Cohen’s admission highlights one of the enduring riddles of the Trump era. Trump’s supporters say they care about corruption. . . . And yet, Trump supporters appear largely unfazed by the mounting evidence that Trump is the least ethical president in modern American history. When asked last month whether they considered Trump corrupt, only 14 percent of Republicans said yes. Even Cohen’s allegation is unlikely to change that.
The answer may lie in how Trump and his supporters define corruption. In a forthcoming book titled How Fascism Works, the Yale philosophy professor Jason Stanley makes an intriguing claim. “Corruption, to the fascist politician,” he suggests, “is really about the corruption of purity rather than of the law. Officially, the fascist politician’s denunciations of corruption sound like a denunciation of political corruption. But such talk is intended to evoke corruption in the sense of the usurpation of the traditional order.”
Fox’s decision to focus on the Iowa murder rather than Cohen’s guilty plea illustrates Stanley’s point. In the eyes of many Fox viewers, I suspect, the network isn’t ignoring corruption so much as highlighting the kind that really matters. When Trump instructed Cohen to pay off women with whom he’d had affairs, he may have been violating the law. But he was upholding traditional gender and class hierarchies. Since time immemorial, powerful men have been cheating on their wives and using their power to evade the consequences.
The Iowa murder, by contrast, signifies the inversion—the corruption—of that “traditional order.” Throughout American history, few notions have been as sacrosanct as the belief that white women must be protected from nonwhite men. By allegedly murdering Tibbetts, Rivera did not merely violate the law.
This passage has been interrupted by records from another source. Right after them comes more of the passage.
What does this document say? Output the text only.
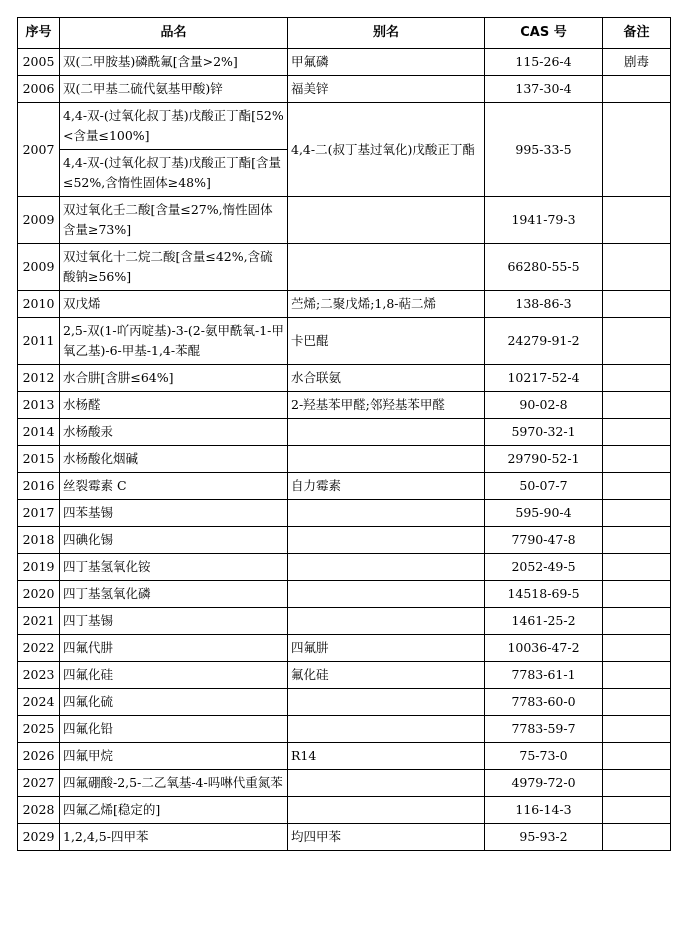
序号	品名	别名	CAS 号	备注
2005	双(二甲胺基)磷酰氟[含量>2%]	甲氟磷	115-26-4	剧毒
2006	双(二甲基二硫代氨基甲酸)锌	福美锌	137-30-4	
2007	4,4-双-(过氧化叔丁基)戊酸正丁酯[52%<含量≤100%]	4,4-二(叔丁基过氧化)戊酸正丁酯	995-33-5	
	4,4-双-(过氧化叔丁基)戊酸正丁酯[含量≤52%,含惰性固体≥48%]			
2009	双过氧化壬二酸[含量≤27%,惰性固体含量≥73%]		1941-79-3	
2009	双过氧化十二烷二酸[含量≤42%,含硫酸钠≥56%]		66280-55-5	
2010	双戊烯	苎烯;二聚戊烯;1,8-萜二烯	138-86-3	
2011	2,5-双(1-吖丙啶基)-3-(2-氨甲酰氧-1-甲氧乙基)-6-甲基-1,4-苯醌	卡巴醌	24279-91-2	
2012	水合肼[含肼≤64%]	水合联氨	10217-52-4	
2013	水杨醛	2-羟基苯甲醛;邻羟基苯甲醛	90-02-8	
2014	水杨酸汞		5970-32-1	
2015	水杨酸化烟碱		29790-52-1	
2016	丝裂霉素 C	自力霉素	50-07-7	
2017	四苯基锡		595-90-4	
2018	四碘化锡		7790-47-8	
2019	四丁基氢氧化铵		2052-49-5	
2020	四丁基氢氧化磷		14518-69-5	
2021	四丁基锡		1461-25-2	
2022	四氟代肼	四氟肼	10036-47-2	
2023	四氟化硅	氟化硅	7783-61-1	
2024	四氟化硫		7783-60-0	
2025	四氟化铅		7783-59-7	
2026	四氟甲烷	R14	75-73-0	
2027	四氟硼酸-2,5-二乙氧基-4-吗啉代重氮苯		4979-72-0	
2028	四氟乙烯[稳定的]		116-14-3	
2029	1,2,4,5-四甲苯	均四甲苯	95-93-2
He did something more subversive: He violated America’s traditional racial and sexual norms.
[F]or Trump and many of his supporters, corruption means less the violation of law than the violation of established hierarchies, their behavior makes more sense.
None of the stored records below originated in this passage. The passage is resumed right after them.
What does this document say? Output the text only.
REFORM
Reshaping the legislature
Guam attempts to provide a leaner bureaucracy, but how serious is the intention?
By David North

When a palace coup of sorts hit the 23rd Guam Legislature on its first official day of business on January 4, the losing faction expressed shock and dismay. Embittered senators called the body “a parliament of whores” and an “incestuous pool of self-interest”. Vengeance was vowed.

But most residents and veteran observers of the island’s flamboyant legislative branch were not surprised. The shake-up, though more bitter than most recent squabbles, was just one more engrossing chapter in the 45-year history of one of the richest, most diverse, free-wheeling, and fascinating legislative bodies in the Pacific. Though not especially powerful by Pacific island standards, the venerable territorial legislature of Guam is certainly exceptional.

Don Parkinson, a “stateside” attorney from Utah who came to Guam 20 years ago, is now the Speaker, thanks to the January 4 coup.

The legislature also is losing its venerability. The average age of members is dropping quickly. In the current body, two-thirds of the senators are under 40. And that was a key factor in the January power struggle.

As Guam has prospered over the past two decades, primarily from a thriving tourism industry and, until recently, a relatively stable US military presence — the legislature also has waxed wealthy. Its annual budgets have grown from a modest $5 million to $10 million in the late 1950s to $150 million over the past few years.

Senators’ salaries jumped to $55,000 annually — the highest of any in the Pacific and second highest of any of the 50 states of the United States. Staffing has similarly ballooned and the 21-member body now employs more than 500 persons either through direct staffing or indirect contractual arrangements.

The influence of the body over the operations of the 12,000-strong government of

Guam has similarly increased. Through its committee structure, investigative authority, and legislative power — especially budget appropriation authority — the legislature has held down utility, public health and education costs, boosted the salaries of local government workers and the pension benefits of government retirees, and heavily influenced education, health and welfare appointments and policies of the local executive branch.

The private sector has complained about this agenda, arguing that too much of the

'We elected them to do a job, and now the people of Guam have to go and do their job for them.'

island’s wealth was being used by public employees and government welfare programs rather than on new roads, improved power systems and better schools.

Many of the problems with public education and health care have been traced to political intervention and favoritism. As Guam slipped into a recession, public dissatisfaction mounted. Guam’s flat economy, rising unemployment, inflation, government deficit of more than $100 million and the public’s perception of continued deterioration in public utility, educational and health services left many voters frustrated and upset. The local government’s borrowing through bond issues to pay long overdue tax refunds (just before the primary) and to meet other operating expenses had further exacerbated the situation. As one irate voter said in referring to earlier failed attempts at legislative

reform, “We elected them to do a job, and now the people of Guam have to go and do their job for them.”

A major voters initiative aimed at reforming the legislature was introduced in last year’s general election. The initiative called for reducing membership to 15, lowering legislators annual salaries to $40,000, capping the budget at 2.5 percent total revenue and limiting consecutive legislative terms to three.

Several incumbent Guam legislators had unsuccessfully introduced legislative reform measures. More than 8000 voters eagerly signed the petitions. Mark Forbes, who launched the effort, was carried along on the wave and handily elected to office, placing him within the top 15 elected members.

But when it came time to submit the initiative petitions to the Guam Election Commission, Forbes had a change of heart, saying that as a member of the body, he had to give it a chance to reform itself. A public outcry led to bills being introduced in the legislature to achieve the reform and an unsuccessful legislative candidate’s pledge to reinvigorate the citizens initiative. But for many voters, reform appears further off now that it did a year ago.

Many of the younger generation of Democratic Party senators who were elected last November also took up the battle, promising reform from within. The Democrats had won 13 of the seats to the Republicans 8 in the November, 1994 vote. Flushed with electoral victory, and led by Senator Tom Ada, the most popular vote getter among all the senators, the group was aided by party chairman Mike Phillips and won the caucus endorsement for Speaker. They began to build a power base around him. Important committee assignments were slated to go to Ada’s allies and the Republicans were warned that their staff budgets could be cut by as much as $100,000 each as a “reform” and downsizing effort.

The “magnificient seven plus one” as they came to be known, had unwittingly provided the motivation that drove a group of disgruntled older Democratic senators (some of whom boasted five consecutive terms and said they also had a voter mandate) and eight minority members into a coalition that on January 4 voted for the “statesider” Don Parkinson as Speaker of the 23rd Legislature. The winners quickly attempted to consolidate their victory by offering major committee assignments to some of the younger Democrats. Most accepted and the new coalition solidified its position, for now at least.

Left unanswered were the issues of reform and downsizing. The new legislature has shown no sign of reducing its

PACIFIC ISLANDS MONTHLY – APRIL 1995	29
Why were Trump’s supporters so convinced that Clinton was the more corrupt candidate even as reporters uncovered far more damning evidence about Trump’s foundation than they did about Clinton’s? Likely because Clinton’s candidacy threatened traditional gender roles. For many Americans, female ambition—especially in service of a feminist agenda—in and of itself represents a form of corruption.
Cohen’s admission makes it harder for Republicans to claim that Trump didn’t violate the law. But it doesn’t really matter. For many Republicans, Trump remains uncorrupt—indeed, anticorrupt—because what they fear most isn’t the corruption of American law; it’s the corruption of America’s traditional identity. And in the struggle against that form of corruption—the kind embodied by Cristhian Rivera—Trump isn’t the problem. He’s the solution.
Stated succinctly, Trump's supporters want a return to the white Christian dominated era of the 1950's when America economically dominated the world, gays were closeted, blacks were subjected to the Jim Crow laws, and women were largely confined - at least in their mythic world - to being June Clever styled house wives and homemakers. As long Trump continues to bring back that awful period in time, there is no wrong he can do in the eyes of his very scary would be fascist supporters. To my Trump supporting "friends," I suggest they take a good long look at themselves in the mirror and admit what really motivates their support for Trump.